I was reading the latest issue of Atomic magazine today, #92. In it, there's a review of the latest-and-greatest sound card from Creative, the "Creative SoundBlaster X-Fi Titanium". It seems to have fairly respectable audio performance, with quite low distortion and good signal-to-noise.
The thing that really caught my eye, though, was this paragraph:
"Installation of the card caused several BSODs [Blue Screens of Death], with the Creative installer, dll and hardware detection engine still being quite messy. We also experienced a fairly serious OS level corruption problem when trying to run the X-Fi Titanium in the same host system as an Auzentech X-Fi."
They scored this card 8.5/10. For something that you can expect to crash your system several times on install, and may lead to operating system corruption.
Are they for real?
I guess Creative have dominated the sound card market for so long now that people just accept their buggy drivers as normal.

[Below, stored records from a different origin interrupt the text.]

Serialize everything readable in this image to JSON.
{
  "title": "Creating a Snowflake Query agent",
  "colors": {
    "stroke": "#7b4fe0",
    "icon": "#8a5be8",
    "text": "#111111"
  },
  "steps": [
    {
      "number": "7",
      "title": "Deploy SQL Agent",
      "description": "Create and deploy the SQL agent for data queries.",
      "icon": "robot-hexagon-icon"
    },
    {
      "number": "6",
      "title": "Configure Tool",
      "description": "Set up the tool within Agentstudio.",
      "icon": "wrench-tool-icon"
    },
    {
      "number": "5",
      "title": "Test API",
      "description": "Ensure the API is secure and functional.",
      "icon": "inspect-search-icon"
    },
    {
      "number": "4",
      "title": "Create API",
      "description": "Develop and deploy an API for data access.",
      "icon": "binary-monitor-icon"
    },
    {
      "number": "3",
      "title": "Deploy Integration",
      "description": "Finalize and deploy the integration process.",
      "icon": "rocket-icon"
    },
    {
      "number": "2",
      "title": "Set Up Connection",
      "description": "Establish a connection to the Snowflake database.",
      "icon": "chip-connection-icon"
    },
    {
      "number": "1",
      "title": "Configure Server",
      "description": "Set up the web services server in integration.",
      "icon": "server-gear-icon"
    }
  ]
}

Me, I'll stick with my on-board audio for the time being. It works, and works well, with pretty good audio quality - and lets face it, I'm not exactly listening to sounds that *need* high quality THD & SNR figures. If I'm after high-fidelity audio, I'll play uncompressed audio through the Yamaha Amp & Peerless speakers in the loungeroom. In the meantime, I save myself several hundred $$, and avoid the general crappiness of Creative's software.